= Interactive Mathematics Program =

Key Curriculum Press Interactive Math program

The Interactive Mathematics Program (IMP) is a four-year, problem-based mathematics curriculum for high schools. It was one of several curricula funded by the National Science Foundation and designed around the 1989 National Council of Teachers of Mathematics (NCTM) standards. The IMP books were authored by Dan Fendel and Diane Resek, professors of mathematics at San Francisco State University, and by Lynne Alper and Sherry Fraser. IMP was published by Key Curriculum Press in 1997 and sold in 2012 to It's About Time.

==Curriculum==
Designed in response to national reports pointing to the need for a major overhaul in mathematics education, the IMP curriculum is markedly different in structure, content, and pedagogy from courses more typically found in the high school sequence.

- Each book of the curriculum is divided into five- to eight-week units, each having a central problem or theme. This larger problem is intended to serve as motivation for students to develop the underlying skills and concepts needed to solve it, through solving a variety of smaller related problems.
- There is an emphasis on asking students to work together in collaborative groups.
- It is hoped that communication skills will be developed; exercises aimed at this goal are embedded throughout the curriculum, through the use of group and whole class discussions, the use of writing to present and clarify mathematical solutions; in some IEP classes, formal oral presentations are required.
- The IMP curriculum expects students to make nearly daily use of a scientific graphing calculator.

==Controversy==
Nearly every one of these distinctive characteristics has generated controversy and placed the IMP curriculum right in the middle of the “math wars,” the conflict between those that favor more traditional curricula in mathematics education and the supporters of the reform curricula that were largely an outgrowth of the 1989 NCTM standards.

IMP is among the reform curricula that have been heavily criticized by organizations such as Mathematically Correct. That organization's Internet site begins with a statement that “advocates of the new, fuzzy math” (focus) “on things like calculators, blocks, guesswork, and group activities and they shun things like algorithms and repeated practice. The new programs are shy on fundamentals and they also lack the mathematical depth and rigor that promotes greater achievement.” Former NCTM president Frank Allen states, “Trying to organize school mathematics around problem solving instead of using its own internal structure for that purpose … (is destroying) essential connections….”

Criticism often includes anecdotal evidence including stories of school districts that have decided to discontinue or supplement use of the IMP curriculum and of students who did not feel they had been prepared adequately for college.

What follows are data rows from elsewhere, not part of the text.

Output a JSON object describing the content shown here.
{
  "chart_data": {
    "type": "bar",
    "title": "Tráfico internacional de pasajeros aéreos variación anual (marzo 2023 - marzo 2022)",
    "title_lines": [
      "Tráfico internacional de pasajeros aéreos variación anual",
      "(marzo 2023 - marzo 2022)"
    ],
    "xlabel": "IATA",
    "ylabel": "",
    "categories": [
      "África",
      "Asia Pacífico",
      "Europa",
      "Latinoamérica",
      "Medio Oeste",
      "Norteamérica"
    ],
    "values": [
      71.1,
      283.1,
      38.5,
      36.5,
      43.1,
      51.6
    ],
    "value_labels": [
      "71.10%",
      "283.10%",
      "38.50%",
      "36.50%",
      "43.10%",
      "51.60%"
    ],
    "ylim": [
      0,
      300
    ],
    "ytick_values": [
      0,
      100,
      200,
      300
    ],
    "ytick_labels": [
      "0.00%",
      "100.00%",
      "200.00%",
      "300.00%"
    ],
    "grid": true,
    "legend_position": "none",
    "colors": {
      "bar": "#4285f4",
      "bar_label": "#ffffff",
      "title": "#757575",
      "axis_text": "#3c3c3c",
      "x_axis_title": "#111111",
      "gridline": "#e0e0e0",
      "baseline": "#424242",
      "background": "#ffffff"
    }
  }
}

Supporters point to statistical studies that compare the performance of students enrolled in IMP courses with their peers enrolled in traditional high school mathematics courses. Merlino and Wolff, two such researchers, report that in their several studies IMP students consistently outperformed traditionally taught students on both the math and verbal sections of the PSAT, as well as on the SAT-9. Kramer reported that grade 12 IMP students in his study performed better on all areas of mathematics tested by the NAEP test, and Webb and Dowling reported IMP students performed significantly better on statistics questions from the Second International Mathematics Study, on mathematical reasoning and problem solving tasks designed by the State of Wisconsin, and on a quantitative reasoning test developed by a university to administer to entering students.